Navegando na internet encontrei um interessante artigo – Língua e tradição – escrito por Aldo Bizzocchi, doutor em linguística pela USP e pesquisador do NENIAP – USP. Neste artigo o ilustre linguista reporta-se à Academia Brasileira de Letras, desde a sua fundação até os dias de hoje e ressalta a sua importância como guardiã da língua portuguesa no Brasil e de sua literatura.

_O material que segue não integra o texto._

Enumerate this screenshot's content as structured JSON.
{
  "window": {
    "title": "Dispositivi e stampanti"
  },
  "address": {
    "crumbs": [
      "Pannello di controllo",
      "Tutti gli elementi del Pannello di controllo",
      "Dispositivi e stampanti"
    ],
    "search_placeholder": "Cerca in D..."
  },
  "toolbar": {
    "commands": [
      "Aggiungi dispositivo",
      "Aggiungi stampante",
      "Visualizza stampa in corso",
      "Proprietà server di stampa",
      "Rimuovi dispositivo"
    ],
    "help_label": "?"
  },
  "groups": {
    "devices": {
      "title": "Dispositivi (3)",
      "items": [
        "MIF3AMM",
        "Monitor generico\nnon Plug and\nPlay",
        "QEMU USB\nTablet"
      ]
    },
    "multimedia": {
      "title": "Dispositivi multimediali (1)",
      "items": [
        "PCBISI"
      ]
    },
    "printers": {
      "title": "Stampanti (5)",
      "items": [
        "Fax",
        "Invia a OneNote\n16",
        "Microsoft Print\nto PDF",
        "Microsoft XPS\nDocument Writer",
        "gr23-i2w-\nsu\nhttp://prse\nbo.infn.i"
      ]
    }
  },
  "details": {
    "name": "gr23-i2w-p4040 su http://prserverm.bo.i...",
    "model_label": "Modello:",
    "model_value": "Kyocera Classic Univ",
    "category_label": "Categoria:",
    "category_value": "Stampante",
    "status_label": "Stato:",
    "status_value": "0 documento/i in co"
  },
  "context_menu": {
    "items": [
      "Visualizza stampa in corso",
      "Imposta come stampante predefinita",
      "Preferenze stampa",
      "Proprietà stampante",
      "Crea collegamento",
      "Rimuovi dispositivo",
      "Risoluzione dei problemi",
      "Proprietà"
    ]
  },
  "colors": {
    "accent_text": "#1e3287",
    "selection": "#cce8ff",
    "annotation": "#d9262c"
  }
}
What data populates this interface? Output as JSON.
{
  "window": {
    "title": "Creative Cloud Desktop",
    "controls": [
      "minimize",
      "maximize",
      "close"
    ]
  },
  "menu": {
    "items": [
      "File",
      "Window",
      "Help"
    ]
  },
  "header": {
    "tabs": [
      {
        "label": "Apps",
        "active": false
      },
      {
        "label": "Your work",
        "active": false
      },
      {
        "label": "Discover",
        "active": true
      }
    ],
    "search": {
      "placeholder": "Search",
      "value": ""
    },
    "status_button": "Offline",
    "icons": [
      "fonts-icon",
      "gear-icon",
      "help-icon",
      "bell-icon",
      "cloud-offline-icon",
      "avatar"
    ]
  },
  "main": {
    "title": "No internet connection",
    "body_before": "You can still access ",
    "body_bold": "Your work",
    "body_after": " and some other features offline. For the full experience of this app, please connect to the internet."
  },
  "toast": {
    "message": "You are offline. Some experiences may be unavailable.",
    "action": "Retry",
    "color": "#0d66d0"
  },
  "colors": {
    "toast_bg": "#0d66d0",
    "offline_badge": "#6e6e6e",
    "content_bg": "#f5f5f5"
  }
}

O artigo é focado em prática da Academia que tem sido costumeira, desde os primórdios, mas tem se acentuado atualmente, elegendo membros que pouco ou quase nada contribuíram para o enriquecimento do idioma e sua literatura. Membros que apenas exerciam influência política e popular. Dá como exemplo a eleição dos ex-presidentes da república José Sarney (escreveu “Marimbondos de Fogo”, citado pelo autor do artigo, ironicamente, como grande monumento de nossas letras) e Fernando Henrique Cardoso e seus textos acadêmicos (os quais ele pediu que fossem esquecidos). A seguir veio o letrista, escritor, místico e ex-hippie Paulo Coelho, que não permite que seus erros gramaticais e ortográficos sejam corrigidos porque, segundo sua visão, “Deus pode estar num erro de português”. A ABL admitiu, mais recentemente os letristas de MPB Geraldo Carneiro, Antônio Cícero, Gilberto Gil, a atriz Fernando Montenegro, o cineasta Cacá Diegues e o jornalista e comentarista Merval pereira, atual presidente da casa.

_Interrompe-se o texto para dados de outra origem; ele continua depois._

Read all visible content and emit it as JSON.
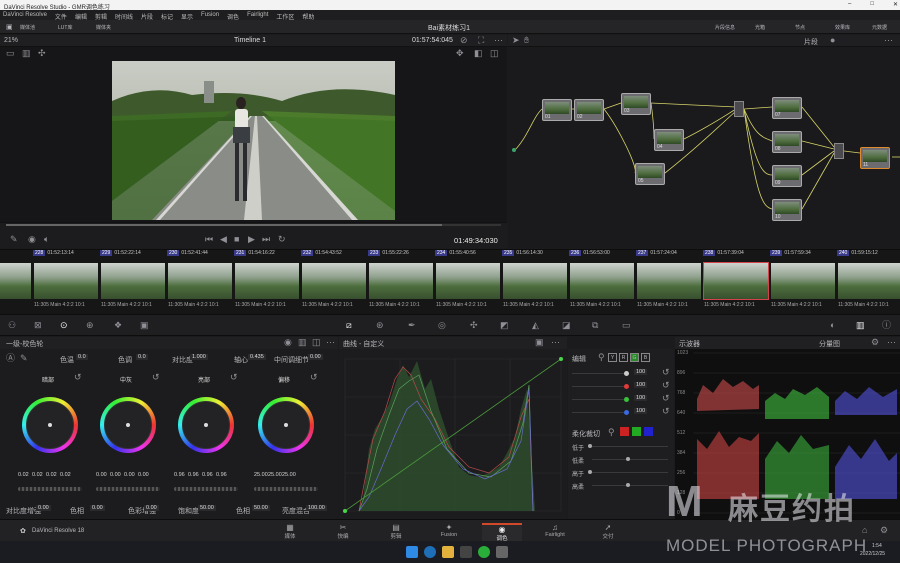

Na visão de Aldo Bizzochi, não se pode negar talento a alguns destes nomes ou o valor artístico de suas obras. Mas teceu considerações sobre o fato: se a Academia visa contemplar personalidades que muito contribuem para o engrandecimento do idioma e sua produção literária, deveria então agraciar os produtores de texto e não simples reprodutores, como é o caso de Fernanda Montenegro. A atriz nunca escreveu uma linha em termos literários ( seu único livro é um autobiografia) e ela apenas reproduz nos palcos, oralmente, os textos de outrem. Não se discute a qualidade dos versos de Gilberto Gil. Mas seu registro escrito se encontra basicamente nos encartes de LPs e CDs.
E por que Chico Buarque de Holanda, nosso maior letrista e poeta, vencedor do prêmio Camões não está na academia? E por que Monteiro Lobato, Carlos Drummond de Andrade , Cacília Meireles, Vinicius de Moraes, Clarice Lispector, Érico Veríssimo e Mário Quintana nunca estiveram?

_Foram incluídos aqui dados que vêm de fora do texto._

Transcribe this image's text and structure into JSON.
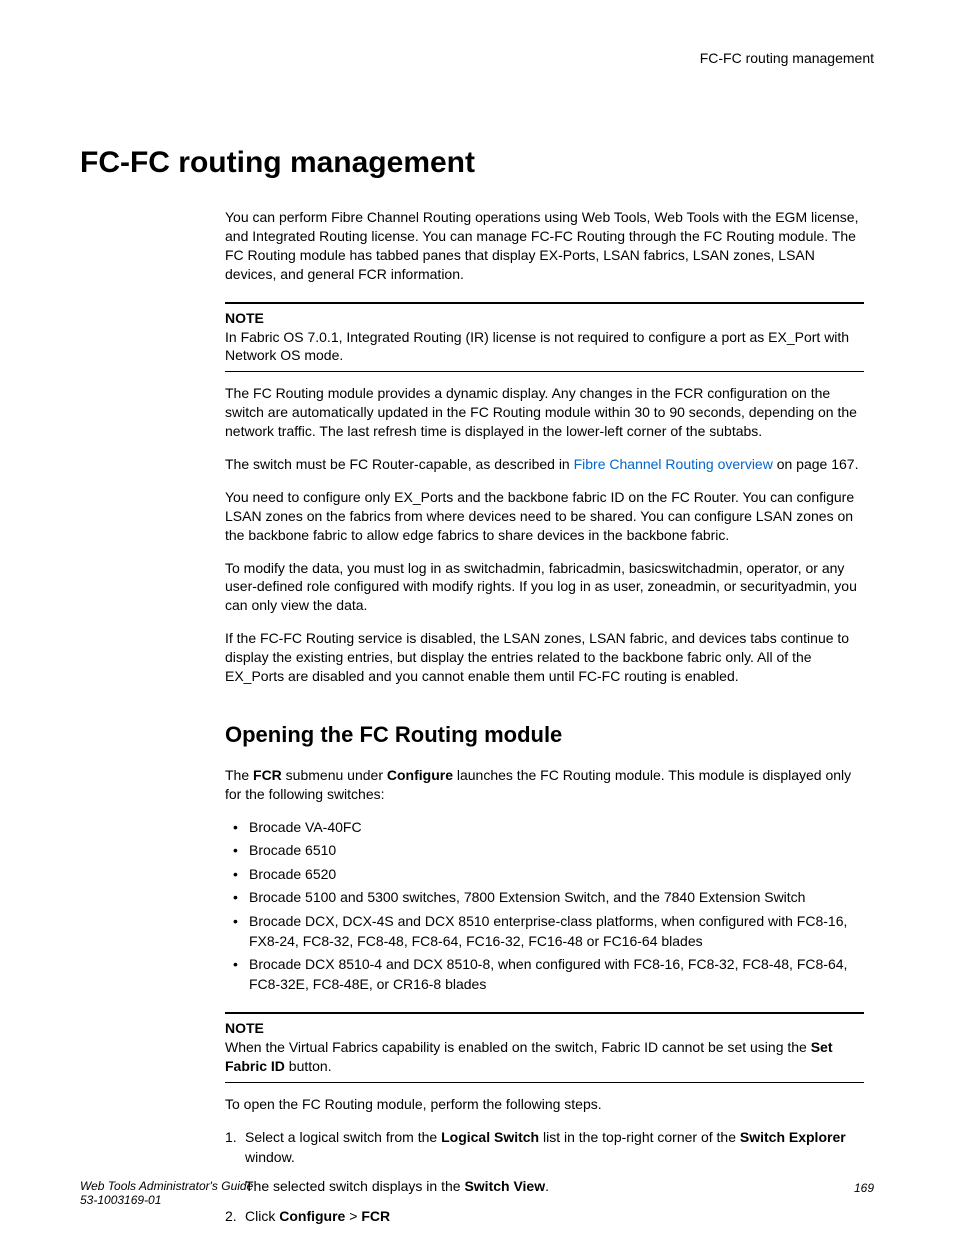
{
  "header": {
    "section": "FC-FC routing management"
  },
  "title": "FC-FC routing management",
  "intro": "You can perform Fibre Channel Routing operations using Web Tools, Web Tools with the EGM license, and Integrated Routing license. You can manage FC-FC Routing through the FC Routing module. The FC Routing module has tabbed panes that display EX-Ports, LSAN fabrics, LSAN zones, LSAN devices, and general FCR information.",
  "note1": {
    "label": "NOTE",
    "text": "In Fabric OS 7.0.1, Integrated Routing (IR) license is not required to configure a port as EX_Port with Network OS mode."
  },
  "para1": "The FC Routing module provides a dynamic display. Any changes in the FCR configuration on the switch are automatically updated in the FC Routing module within 30 to 90 seconds, depending on the network traffic. The last refresh time is displayed in the lower-left corner of the subtabs.",
  "para2_pre": "The switch must be FC Router-capable, as described in ",
  "para2_link": "Fibre Channel Routing overview",
  "para2_post": " on page 167.",
  "para3": "You need to configure only EX_Ports and the backbone fabric ID on the FC Router. You can configure LSAN zones on the fabrics from where devices need to be shared. You can configure LSAN zones on the backbone fabric to allow edge fabrics to share devices in the backbone fabric.",
  "para4": "To modify the data, you must log in as switchadmin, fabricadmin, basicswitchadmin, operator, or any user-defined role configured with modify rights. If you log in as user, zoneadmin, or securityadmin, you can only view the data.",
  "para5": "If the FC-FC Routing service is disabled, the LSAN zones, LSAN fabric, and devices tabs continue to display the existing entries, but display the entries related to the backbone fabric only. All of the EX_Ports are disabled and you cannot enable them until FC-FC routing is enabled.",
  "subheading": "Opening the FC Routing module",
  "sub_para_pre": "The ",
  "sub_para_b1": "FCR",
  "sub_para_mid": " submenu under ",
  "sub_para_b2": "Configure",
  "sub_para_post": " launches the FC Routing module. This module is displayed only for the following switches:",
  "switches": [
    "Brocade VA-40FC",
    "Brocade 6510",
    "Brocade 6520",
    "Brocade 5100 and 5300 switches, 7800 Extension Switch, and the 7840 Extension Switch",
    "Brocade DCX, DCX-4S and DCX 8510 enterprise-class platforms, when configured with FC8-16, FX8-24, FC8-32, FC8-48, FC8-64, FC16-32, FC16-48 or FC16-64 blades",
    "Brocade DCX 8510-4 and DCX 8510-8, when configured with FC8-16, FC8-32, FC8-48, FC8-64, FC8-32E, FC8-48E, or CR16-8 blades"
  ],
  "note2": {
    "label": "NOTE",
    "text_pre": "When the Virtual Fabrics capability is enabled on the switch, Fabric ID cannot be set using the ",
    "text_b": "Set Fabric ID",
    "text_post": " button."
  },
  "steps_intro": "To open the FC Routing module, perform the following steps.",
  "step1_pre": "Select a logical switch from the ",
  "step1_b1": "Logical Switch",
  "step1_mid": " list in the top-right corner of the ",
  "step1_b2": "Switch Explorer",
  "step1_post": " window.",
  "step1_sub_pre": "The selected switch displays in the ",
  "step1_sub_b": "Switch View",
  "step1_sub_post": ".",
  "step2_pre": "Click ",
  "step2_b1": "Configure ",
  "step2_mid": " > ",
  "step2_b2": "FCR",
  "footer": {
    "title": "Web Tools Administrator's Guide",
    "docnum": "53-1003169-01",
    "page": "169"
  }
}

Para fazer parte de uma academia de letras, pensa o linguista, deve se fazer presente que o membro tenha produzido obras de relevo em termos culturais e linguísticos e que tenha dado contribuição significativa ao idioma. O atual critério parece ser mais político ou mercadológico do que de mérito acadêmico ou cultural.

Este artigo, do qual apenas apresentei um resumo, é
interessante e inteligente. Vale a pena ler por inteiro e
apreciar as ideias nele contidas. Nos comentários feitos
por leitores, um deles acrescenta que, apesar de Machado
de Assis levar os créditos pela fundação da ABL, ela foi
idealizada por Julia Lopes de Almeida, uma escritora que
foi apagada da história e que não pode ocupar a cadeira
pelo machismo estrutural da época. Será?